The Wisconsin Manufacturing Extension Partnership’s annual Manufacturing Matters! conference attracted a capacity crowd of about 450 people to the Hyatt Regency Hotel in downtown Milwaukee on Feb. 23.
Michael Stull, Senior Vice President of Manpower North America, delivered a captivating keynote address to kick off the conference.
Stull oversees Milwaukee-based ManpowerGroup’s staffing business in the United States and Canada, where the firm has about 70,000 people on assignment on any given day across 320 branches.
He offered his key perspective into why it is more important than ever to assist job seekers in becoming more employable by developing relevant skills and helping them build careers, while at the same time connecting businesses with the best-matched talent.
“We need people that are employable and have some level of learnability. We need people who are willing to learn,” Stull told the audience.
But recruitment difficulties in Wisconsin are increasing, he warned.
“It’s impossible to find people,” Stull said. “There is more demand for work but less people willing to work. There’s not a day where I don’t hear something around the labor shortage.”

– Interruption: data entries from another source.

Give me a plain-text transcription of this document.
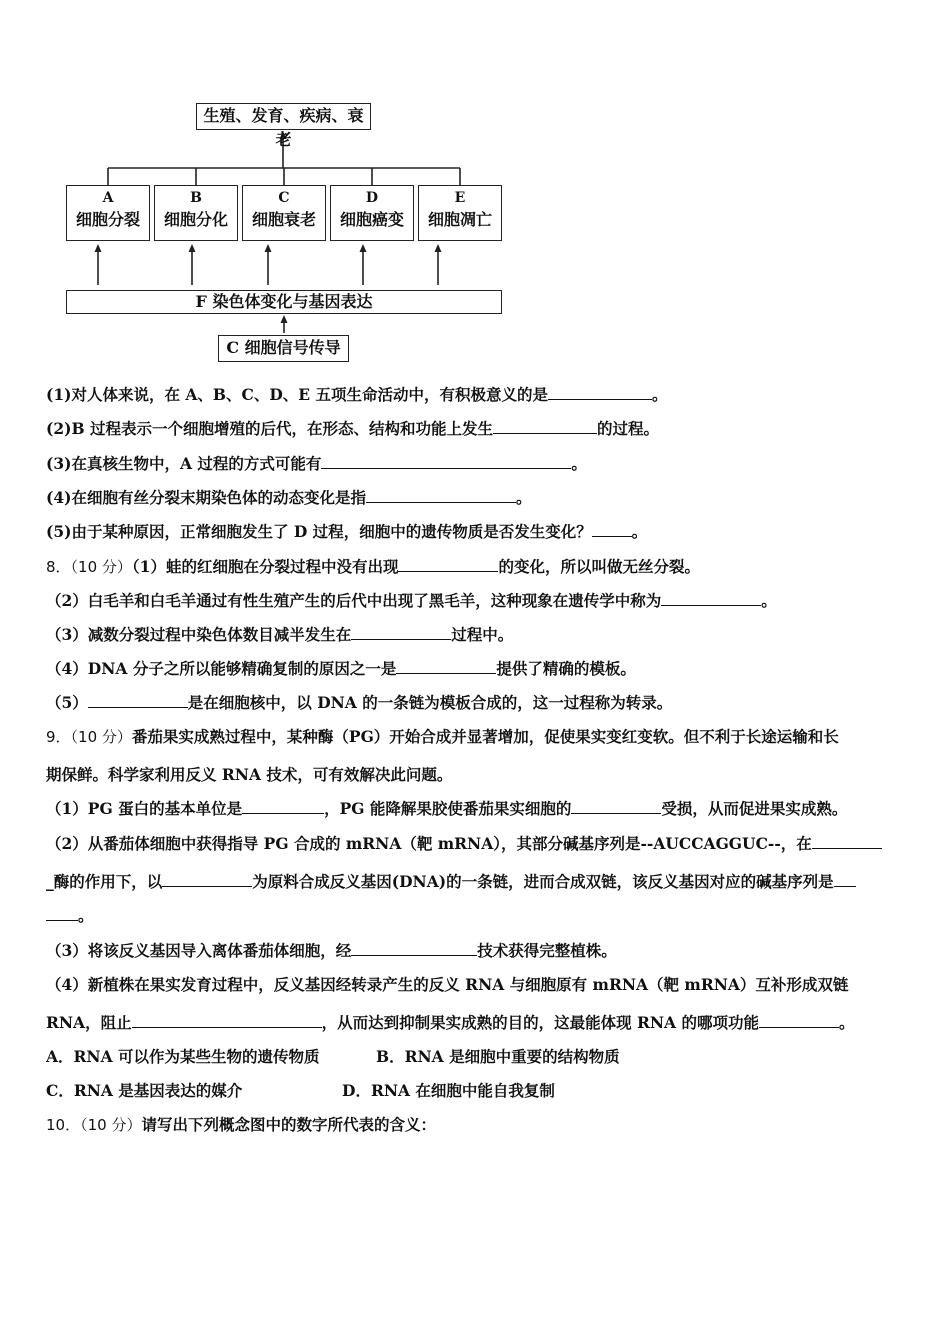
生殖、发育、疾病、衰老
A
细胞分裂
B
细胞分化
C
细胞衰老
D
细胞癌变
E
细胞凋亡
F 染色体变化与基因表达
C 细胞信号传导
(1)对人体来说，在 A、B、C、D、E 五项生命活动中，有积极意义的是	。
(2)B 过程表示一个细胞增殖的后代，在形态、结构和功能上发生	的过程。
(3)在真核生物中，A 过程的方式可能有	。
(4)在细胞有丝分裂末期染色体的动态变化是指	。
(5)由于某种原因，正常细胞发生了 D 过程，细胞中的遗传物质是否发生变化？	。
8．（10 分）（1）蛙的红细胞在分裂过程中没有出现	的变化，所以叫做无丝分裂。
（2）白毛羊和白毛羊通过有性生殖产生的后代中出现了黑毛羊，这种现象在遗传学中称为	。
（3）减数分裂过程中染色体数目减半发生在	过程中。
（4）DNA 分子之所以能够精确复制的原因之一是	提供了精确的模板。
（5）	是在细胞核中，以 DNA 的一条链为模板合成的，这一过程称为转录。
9．（10 分）番茄果实成熟过程中，某种酶（PG）开始合成并显著增加，促使果实变红变软。但不利于长途运输和长
期保鲜。科学家利用反义 RNA 技术，可有效解决此问题。
（1）PG 蛋白的基本单位是	，PG 能降解果胶使番茄果实细胞的	受损，从而促进果实成熟。
（2）从番茄体细胞中获得指导 PG 合成的 mRNA（靶 mRNA），其部分碱基序列是--AUCCAGGUC--，在
_酶的作用下，以	为原料合成反义基因(DNA)的一条链，进而合成双链，该反义基因对应的碱基序列是
。
（3）将该反义基因导入离体番茄体细胞，经	技术获得完整植株。
（4）新植株在果实发育过程中，反义基因经转录产生的反义 RNA 与细胞原有 mRNA（靶 mRNA）互补形成双链
RNA，阻止	，从而达到抑制果实成熟的目的，这最能体现 RNA 的哪项功能	。
A．RNA 可以作为某些生物的遗传物质	B．RNA 是细胞中重要的结构物质
C．RNA 是基因表达的媒介	D．RNA 在细胞中能自我复制
10．（10 分）请写出下列概念图中的数字所代表的含义：
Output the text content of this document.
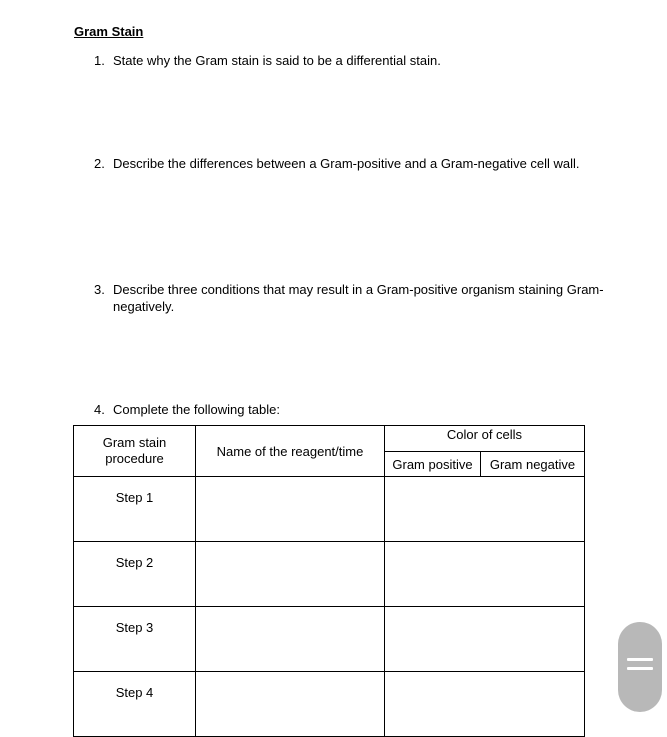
Gram Stain
1. State why the Gram stain is said to be a differential stain.
2. Describe the differences between a Gram-positive and a Gram-negative cell wall.
3. Describe three conditions that may result in a Gram-positive organism staining Gram-negatively.
4. Complete the following table:
Gram stain procedure	Name of the reagent/time	Color of cells	
		Gram positive	Gram negative
Step 1			
Step 2			
Step 3			
Step 4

Compounding the labor problem is that half of the people who come to Manpower seeking employment don’t pass a background check, Stull added.
Lee Swindall, vice president of sector strategy development with the Wisconsin Economic Development Corporation also a packed conference room at the start of the conference to discuss an initiative in which Wisconsin manufacturers are being called upon to lead the charge to improve productivity as a means of boosting the state’s economy.
The WEDC has joined the Wisconsin Manufacturing Extension Partnership and the Metropolitan Milwaukee Association of Commerce to address drains on productivity.
Together, they have launched the Transformational Productivity Initiative (TPI), which consists of a diagnostic assessment and strategy implementation that has a goal of reaching a dramatic 40 percent productivity improvement within 18 months.
“Robust productivity performance remains one of the fundamental components of a healthy economy,” Swindall told the crowd.
Action must be taken in the short term to address productivity issues, he said.
“We can’t wait for policy solutions for this problem,” Swindall added.
Following the morning addresses, conference attendees selected from 18 breakout sessions with three sessions each in the following conference tracks: Growth; Operational Excellence; Human Capital Management; C-Suite Essentials; Technology and Innovation; and Wisconsin Manufacturing.
A post-conference survey found that 96 percent of attendees indicated that they will use information garnered from the conference to move their business forward, while 100 percent of respondents stated that they either would like to attend (90 percent) or maybe would like to attend (10 percent) next year’s conference.
In addition, 75 percent of respondents stated that Manufacturing Matters! provided superb or above average value with not a single conference attendee indicating that the conference provided little or no value.